LINQ to DataSet provides extension methods to the DataRow class for accessing column values: the Field method and the SetField method. These methods provide easier access to column values for developers, especially regarding null values. The DataSet uses Value to represent null values, whereas LINQ uses the nullable type support introduced in the .NET Framework 2.0. Using the pre-existing column accessor in DataRow requires you to cast the return object to the appropriate type. If a particular field in a DataRow can be null, you must explicitly check for a null value because returning Value and implicitly casting it to another type throws an InvalidCastException. In the following example, if the IsNull method was not used to check for a null value, an exception would be thrown if the indexer returned Value and tried to cast it to a String.

// Fill the DataSet.
DataSet ds = new DataSet();
ds.Locale = CultureInfo.InvariantCulture;
FillDataSet(ds);

DataTable products = ds.Tables["Product"];

var query =
    from product in products.AsEnumerable()
    where !product.IsNull("Color") &&
        (string)product["Color"] == "Red" 
    select new
    {
        Name = product["Name"],
        ProductNumber = product["ProductNumber"],
        ListPrice = product["ListPrice"]
    };

foreach (var product in query)
{
    Console.WriteLine("Name: {0}", product.Name);
    Console.WriteLine("Product number: {0}", product.ProductNumber);
    Console.WriteLine("List price: ${0}", product.ListPrice);
    Console.WriteLine("");
}

The Field method provides access to the column values of a DataRow and the SetField sets column values in a DataRow. Both the Field method and SetField method handle nullable types, so you do not have to explicitly check for null values as in the previous example. Both methods are generic methods, also, so you do not have to cast the return type.

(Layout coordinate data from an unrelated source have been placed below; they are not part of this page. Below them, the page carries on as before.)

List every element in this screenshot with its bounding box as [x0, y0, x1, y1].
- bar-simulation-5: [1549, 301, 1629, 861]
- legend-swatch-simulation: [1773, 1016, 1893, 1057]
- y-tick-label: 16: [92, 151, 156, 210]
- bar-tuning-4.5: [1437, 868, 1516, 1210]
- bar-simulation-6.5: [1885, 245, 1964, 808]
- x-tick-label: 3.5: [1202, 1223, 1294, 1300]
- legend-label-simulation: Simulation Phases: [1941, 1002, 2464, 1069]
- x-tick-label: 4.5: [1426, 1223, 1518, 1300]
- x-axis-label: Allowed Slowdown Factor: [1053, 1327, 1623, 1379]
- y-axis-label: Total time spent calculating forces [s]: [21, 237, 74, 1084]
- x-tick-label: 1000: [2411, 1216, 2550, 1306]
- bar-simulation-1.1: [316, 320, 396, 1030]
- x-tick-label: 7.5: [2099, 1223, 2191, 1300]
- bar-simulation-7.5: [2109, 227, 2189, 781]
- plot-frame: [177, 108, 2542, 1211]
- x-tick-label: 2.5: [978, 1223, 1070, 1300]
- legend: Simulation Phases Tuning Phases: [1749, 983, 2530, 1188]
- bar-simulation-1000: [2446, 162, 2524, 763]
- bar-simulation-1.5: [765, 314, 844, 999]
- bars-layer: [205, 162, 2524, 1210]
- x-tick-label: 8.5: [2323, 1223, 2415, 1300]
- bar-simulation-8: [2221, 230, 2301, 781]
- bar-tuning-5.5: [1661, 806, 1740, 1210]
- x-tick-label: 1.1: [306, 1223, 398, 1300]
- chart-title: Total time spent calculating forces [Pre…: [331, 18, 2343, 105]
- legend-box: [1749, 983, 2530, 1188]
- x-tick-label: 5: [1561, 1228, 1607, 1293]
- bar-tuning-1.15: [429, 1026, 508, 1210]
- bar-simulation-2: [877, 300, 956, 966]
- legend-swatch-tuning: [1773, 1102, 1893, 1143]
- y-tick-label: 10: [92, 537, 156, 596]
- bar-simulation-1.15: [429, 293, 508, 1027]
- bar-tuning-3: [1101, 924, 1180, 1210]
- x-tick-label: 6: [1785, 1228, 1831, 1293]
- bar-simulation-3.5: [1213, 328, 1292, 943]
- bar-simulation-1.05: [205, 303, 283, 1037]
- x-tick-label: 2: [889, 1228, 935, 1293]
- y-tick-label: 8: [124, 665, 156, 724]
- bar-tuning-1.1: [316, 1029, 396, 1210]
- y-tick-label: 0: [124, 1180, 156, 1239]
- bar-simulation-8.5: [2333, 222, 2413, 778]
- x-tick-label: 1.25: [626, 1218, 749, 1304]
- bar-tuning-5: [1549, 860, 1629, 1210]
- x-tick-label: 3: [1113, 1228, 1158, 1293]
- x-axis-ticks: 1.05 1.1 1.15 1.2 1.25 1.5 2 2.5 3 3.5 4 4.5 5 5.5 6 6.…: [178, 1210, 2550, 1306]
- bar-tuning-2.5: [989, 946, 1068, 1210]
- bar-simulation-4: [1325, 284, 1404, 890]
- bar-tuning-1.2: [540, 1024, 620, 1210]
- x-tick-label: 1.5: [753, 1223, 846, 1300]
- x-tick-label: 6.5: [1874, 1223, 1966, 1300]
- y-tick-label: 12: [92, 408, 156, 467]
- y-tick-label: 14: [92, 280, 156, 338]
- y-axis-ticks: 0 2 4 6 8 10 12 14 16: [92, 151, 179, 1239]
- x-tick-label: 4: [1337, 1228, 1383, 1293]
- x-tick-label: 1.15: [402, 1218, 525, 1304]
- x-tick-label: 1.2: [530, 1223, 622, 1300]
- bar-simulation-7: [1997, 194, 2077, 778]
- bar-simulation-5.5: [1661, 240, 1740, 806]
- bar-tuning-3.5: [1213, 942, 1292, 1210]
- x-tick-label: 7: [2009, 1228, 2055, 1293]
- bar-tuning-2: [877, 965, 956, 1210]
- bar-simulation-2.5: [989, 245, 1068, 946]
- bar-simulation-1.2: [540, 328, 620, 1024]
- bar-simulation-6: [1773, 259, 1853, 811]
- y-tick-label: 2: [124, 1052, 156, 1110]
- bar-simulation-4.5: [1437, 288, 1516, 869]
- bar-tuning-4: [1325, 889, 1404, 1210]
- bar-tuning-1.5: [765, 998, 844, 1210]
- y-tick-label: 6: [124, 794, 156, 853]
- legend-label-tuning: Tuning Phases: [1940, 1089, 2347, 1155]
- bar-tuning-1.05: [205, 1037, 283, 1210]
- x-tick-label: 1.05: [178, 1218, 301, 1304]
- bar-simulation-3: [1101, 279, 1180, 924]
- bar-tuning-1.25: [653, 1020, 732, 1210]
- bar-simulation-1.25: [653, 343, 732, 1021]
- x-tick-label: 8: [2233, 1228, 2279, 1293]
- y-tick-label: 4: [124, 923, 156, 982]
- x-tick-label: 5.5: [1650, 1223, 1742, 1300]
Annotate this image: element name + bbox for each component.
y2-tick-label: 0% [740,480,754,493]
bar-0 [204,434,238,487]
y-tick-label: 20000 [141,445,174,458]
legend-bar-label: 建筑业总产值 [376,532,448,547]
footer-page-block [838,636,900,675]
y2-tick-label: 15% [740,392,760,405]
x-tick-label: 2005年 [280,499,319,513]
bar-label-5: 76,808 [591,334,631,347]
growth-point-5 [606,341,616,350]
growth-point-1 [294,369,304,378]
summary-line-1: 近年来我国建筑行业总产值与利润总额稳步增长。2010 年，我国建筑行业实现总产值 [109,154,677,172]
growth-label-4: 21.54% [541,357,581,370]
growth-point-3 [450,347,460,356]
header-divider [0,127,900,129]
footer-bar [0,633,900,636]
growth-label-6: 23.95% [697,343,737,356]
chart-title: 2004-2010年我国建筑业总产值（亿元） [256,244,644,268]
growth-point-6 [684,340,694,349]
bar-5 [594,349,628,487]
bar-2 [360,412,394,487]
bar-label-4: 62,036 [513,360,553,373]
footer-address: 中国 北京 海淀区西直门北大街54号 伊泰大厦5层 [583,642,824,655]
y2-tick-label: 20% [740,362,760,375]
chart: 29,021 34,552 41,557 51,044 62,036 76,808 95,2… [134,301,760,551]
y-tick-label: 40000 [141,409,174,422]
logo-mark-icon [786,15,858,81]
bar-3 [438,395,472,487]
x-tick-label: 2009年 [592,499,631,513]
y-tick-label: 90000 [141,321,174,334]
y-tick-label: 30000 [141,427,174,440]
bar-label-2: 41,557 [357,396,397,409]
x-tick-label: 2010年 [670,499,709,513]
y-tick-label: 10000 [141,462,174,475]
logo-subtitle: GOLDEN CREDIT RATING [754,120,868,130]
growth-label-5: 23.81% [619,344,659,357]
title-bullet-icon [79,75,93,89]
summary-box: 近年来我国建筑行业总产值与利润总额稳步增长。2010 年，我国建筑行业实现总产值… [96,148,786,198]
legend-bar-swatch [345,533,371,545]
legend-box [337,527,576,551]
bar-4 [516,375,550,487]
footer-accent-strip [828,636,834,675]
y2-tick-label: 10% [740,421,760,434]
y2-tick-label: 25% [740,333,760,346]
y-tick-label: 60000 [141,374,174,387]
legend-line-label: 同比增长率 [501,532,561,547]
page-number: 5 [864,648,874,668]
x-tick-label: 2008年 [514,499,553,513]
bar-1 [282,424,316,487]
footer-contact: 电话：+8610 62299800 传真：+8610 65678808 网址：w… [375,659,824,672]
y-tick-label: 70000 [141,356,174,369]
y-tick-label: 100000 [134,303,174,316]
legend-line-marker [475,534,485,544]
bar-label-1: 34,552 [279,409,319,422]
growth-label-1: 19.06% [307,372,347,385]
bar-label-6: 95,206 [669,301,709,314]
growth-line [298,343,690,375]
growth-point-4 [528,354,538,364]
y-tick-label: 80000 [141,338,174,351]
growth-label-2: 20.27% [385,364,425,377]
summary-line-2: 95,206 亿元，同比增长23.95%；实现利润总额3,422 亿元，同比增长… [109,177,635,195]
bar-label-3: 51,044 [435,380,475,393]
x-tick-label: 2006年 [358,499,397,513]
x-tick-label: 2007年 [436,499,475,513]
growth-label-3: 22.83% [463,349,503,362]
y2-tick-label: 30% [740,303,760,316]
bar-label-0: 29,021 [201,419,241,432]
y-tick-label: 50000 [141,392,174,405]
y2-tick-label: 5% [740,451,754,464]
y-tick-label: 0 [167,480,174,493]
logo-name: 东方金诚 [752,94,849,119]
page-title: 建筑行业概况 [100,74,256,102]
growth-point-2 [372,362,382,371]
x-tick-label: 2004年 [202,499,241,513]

The following example uses the Field method.

// Fill the DataSet.
DataSet ds = new DataSet();
ds.Locale = CultureInfo.InvariantCulture;
FillDataSet(ds);

DataTable products = ds.Tables["Product"];

var query =
    from product in products.AsEnumerable()
    where product.Field<string>("Color") == "Red" 
    select new
    {
        Name = product.Field<string>("Name"),
        ProductNumber = product.Field<string>("ProductNumber"),
        ListPrice = product.Field<Decimal>("ListPrice")
    };

foreach (var product in query)
{
    Console.WriteLine("Name: {0}", product.Name);
    Console.WriteLine("Product number: {0}", product.ProductNumber);
    Console.WriteLine("List price: ${0}", product.ListPrice);
    Console.WriteLine("");
}

Note that the data type specified in the generic parameter T of the Field method and the SetField method must match the type of the underlying value. Otherwise, an InvalidCastException exception will be thrown. The specified column name must also match the name of a column in the DataSet, or an ArgumentException will be thrown. In both cases, the exception is thrown at run time during the enumeration of the data when the query is executed.

The SetField method itself does not perform any type conversions. This does not mean, however, that a type conversion will not occur. The SetField method exposes the ADO.NET 2.0 behavior of the DataRow class. A type conversion could be performed by the DataRow object and the converted value would then be saved to the DataRow object.